I plan to pull my Java web apps's content from a filesystem, for the sake of simplicity of editing. These files will be most probably only a text in a simple markup like JTexy or Markdown.

What I plan to implement is a tree-like structure keeping the content of the files. It should be cached and eventually should handle authorization.

I am looking for a simple-to-use thing, not a full-blown CMS like OpenCMS, but if it provides a simple api to access the content and can keep it's dependencies small, the other stuff like thick client content editors is a bonus.

Perhaps something from this list: http://java-source.net/open-source/content-managment-systems

What would you recommend?

Thanks, Ondra

+1  A: 

Why not use a simple Apache webserver with a (f)cgi perl script to convert the markdown and a mod_proxy to cache the results.
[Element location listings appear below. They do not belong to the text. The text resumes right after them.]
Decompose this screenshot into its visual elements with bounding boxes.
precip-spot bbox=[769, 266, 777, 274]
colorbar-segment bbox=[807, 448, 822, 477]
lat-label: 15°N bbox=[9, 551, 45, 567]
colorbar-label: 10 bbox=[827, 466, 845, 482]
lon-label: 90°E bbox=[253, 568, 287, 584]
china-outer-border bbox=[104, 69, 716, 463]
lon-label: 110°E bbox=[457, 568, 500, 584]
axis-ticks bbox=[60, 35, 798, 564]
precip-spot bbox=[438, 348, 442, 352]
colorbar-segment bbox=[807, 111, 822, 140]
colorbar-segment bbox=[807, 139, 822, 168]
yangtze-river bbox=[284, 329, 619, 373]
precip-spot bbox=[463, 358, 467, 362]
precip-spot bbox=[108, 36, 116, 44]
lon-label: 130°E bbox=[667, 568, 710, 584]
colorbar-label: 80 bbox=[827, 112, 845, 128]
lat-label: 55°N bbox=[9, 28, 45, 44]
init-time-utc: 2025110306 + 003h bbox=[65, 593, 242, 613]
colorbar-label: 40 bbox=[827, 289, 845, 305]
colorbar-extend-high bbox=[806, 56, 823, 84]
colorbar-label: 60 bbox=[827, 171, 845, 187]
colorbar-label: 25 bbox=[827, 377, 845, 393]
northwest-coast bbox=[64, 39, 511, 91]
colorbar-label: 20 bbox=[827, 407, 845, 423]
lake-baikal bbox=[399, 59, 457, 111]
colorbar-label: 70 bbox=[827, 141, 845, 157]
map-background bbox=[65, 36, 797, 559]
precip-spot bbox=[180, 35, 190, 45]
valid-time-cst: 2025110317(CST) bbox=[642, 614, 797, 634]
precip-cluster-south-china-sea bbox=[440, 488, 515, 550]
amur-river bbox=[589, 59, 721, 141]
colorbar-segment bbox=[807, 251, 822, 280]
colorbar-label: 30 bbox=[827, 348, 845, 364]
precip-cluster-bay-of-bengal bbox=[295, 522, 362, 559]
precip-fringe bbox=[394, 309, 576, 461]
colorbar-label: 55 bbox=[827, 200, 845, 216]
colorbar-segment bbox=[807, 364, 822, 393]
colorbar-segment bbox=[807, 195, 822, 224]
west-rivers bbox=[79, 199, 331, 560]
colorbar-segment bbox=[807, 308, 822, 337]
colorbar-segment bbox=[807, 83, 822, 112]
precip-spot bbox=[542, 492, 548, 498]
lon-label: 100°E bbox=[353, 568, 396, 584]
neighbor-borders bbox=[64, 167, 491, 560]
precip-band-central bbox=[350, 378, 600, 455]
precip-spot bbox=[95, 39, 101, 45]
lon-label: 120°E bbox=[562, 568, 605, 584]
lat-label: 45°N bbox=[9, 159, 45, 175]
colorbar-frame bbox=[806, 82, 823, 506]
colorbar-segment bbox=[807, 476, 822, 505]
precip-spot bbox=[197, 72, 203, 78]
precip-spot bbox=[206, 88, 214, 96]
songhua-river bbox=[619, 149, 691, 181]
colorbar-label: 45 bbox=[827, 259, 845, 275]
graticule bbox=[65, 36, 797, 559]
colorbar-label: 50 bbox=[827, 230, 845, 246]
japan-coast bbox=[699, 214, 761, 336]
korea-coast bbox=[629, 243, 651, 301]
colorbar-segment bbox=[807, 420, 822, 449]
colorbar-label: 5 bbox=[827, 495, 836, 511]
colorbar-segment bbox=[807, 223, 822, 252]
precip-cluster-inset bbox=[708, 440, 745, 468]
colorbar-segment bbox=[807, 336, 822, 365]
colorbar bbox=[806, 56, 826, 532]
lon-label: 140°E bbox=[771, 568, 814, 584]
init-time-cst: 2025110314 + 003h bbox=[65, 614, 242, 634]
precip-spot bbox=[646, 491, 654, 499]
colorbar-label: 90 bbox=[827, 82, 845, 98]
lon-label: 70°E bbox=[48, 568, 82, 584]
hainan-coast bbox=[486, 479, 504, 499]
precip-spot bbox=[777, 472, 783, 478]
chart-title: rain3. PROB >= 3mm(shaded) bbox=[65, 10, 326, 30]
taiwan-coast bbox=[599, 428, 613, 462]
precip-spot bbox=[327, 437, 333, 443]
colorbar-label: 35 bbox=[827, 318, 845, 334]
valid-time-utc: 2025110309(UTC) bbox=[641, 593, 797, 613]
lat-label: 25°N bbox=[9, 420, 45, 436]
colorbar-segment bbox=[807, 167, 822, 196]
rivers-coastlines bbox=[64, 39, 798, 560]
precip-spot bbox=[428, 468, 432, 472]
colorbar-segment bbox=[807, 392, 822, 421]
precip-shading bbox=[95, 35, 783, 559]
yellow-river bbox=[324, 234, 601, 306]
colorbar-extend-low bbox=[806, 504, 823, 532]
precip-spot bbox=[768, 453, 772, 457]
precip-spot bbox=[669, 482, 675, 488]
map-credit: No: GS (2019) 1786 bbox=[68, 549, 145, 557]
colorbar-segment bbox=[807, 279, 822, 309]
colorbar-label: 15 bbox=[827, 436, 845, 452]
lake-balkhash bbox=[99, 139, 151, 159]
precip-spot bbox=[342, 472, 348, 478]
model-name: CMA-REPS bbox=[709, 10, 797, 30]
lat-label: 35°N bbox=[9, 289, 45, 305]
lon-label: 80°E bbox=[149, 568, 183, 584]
Beeautiful in its simplicity!

Peter Tillemans
I forgot to write - the content will be used in the web app. Do you suggest to do a local HTTP request from the web app?
Ondra Žižka
For what I gather from your requirements you wont even need a web application. You can have static HTML pages in the apache server, use a markdown cgi script to render the pages coming from disk. For updating you can use a simple upload CGI (which come a dime a dozen) or some javascript and the mod_dav module of apache. This will allow you to focus on content and layout and not have a application server to draw attention away. I really like your concept : back to basics :-)
Peter Tillemans
I'd love to have it that simple... but I already have the Java web app :) And it's quite dynamic... I look for a solution for static content - simple, yet thread-safe, mageable, searchable, scalable.
Ondra Žižka
A: 

If you do not intend to reinvent wheels then you should probably use a CMS.

As you write OpenCms is a full-blown CMS", but it also should be "simple-to-use" in your context.